You already play this game (whether you recognize/admit that or not). Till now you paid full stock price per delta, but suddenly you want more delta for your buck and choose to buy options (and the risk attached to that). But since the option's delta is not a constant, there is a variety of positions with vastly different risk/reward ratio (delta being one of the important impacting elements).
What made me ask you initially about your choice is not the reward part, but actually the risk you took. And since you are well respected member here, others can follow and take the same risk without recognizing that they can get at least the same reward (provided the stock goes in the projected direction) with significantly less risk.
To repeat: Your argument is built on two things that I do not accept as premises. One, that delta, which is based on sigma, which is based on market activity (aka, consensus view), should be trusted uncritically - regardless of whether one does not agree with the market consensus on likely stock movement (something that applies to most people here). And two, that there exists a such thing as an "obviously better call", despite the existence of automated trading systems, which if true could just purchase said "obviously better calls" on options and write the "obviously worse calls".
If you have an issue with this, you should explain why:
1) You think we should trust sigma (and thus delta) despite not trusting the market consensus on likely stock movement
2) How "obviously better calls" and "obviously worse calls" would be expected to persist without automated trading systems exploiting them.
Delta is entirely unnecessary when one feels they have a good grasp on
specific likely market movement driven by
specific market news that will occur at a
specific known timepoint, but lower confidence outside that range. In such a case, options that expire shortly after said news have little time value; only (modeled) inherent value matters. Yes, longer-term options will also be affected by this news, but they also have time value affected by a sigma value for which one has low confidence. Why should I invest in variables that I have low confidence in?
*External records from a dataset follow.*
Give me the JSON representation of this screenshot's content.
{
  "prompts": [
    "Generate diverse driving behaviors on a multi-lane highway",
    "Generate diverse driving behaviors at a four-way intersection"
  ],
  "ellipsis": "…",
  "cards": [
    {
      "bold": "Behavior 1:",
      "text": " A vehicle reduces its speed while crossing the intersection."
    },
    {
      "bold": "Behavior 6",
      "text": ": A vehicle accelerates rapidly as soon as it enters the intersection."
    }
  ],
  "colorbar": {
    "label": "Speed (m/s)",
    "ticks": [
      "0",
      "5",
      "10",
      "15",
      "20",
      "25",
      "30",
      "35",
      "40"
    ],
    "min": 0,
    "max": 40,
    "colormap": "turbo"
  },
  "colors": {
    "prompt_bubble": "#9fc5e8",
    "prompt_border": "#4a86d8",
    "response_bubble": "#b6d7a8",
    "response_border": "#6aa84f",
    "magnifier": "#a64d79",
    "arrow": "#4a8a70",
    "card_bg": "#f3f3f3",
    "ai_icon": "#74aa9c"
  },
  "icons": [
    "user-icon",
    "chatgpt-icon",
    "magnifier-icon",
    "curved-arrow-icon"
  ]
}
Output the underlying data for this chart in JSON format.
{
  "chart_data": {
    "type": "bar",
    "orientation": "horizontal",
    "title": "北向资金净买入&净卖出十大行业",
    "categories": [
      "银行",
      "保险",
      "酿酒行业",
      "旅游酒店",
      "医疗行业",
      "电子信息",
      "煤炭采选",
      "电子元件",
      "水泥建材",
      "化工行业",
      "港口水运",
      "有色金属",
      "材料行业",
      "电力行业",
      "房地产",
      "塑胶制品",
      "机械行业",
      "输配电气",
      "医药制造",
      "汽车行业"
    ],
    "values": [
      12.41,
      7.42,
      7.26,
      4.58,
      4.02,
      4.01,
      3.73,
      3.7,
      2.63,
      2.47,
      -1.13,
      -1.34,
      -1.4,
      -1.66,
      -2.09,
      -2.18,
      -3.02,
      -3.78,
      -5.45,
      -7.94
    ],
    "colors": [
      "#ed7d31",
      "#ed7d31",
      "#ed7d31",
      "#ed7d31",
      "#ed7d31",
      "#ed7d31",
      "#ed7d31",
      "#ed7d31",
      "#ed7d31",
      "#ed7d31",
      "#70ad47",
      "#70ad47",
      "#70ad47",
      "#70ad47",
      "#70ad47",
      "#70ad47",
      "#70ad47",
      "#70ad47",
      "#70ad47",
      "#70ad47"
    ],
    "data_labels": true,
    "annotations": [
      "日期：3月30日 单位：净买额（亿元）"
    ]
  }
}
In case you're curious, I actually expect volatility to drop after Q4. Not disappear, but be lower than Q4, and a lot lower than Q3 (back in Q2-Q3 I predicted lower volatility in Q4 than Q3, and it certainly looks like we're headed that way). The reasoning is simple: Tesla has been incredibly volatile due to two competing theses, whose adherents have been equally passionate about: the bullish thesis, which requires no repeating, and the bears' "Tesla is incinerating cash and is going to need to have an imminent capital raise (if they even can!) before being flooded by Tesla killers in the market place" thesis. Q3 being profitable was a serious blow to the latter. Two profitable quarters in a row will render it as fringe. People will still dispute the proper valuation and how the market will evolve, and there will continue to be both bulls and bears, but the polarization in the mainstream will not focus around such radically differing views ("Off to the moon!" vs. "Imminent bankruptcy").
If volatility is lower over 2019 than is currently assumed, then that lowers delta for long-term options. Which makes long-term options a worse investment.
But to reiterate: see the paragraph beginning with "Delta is entirely unecessary when...".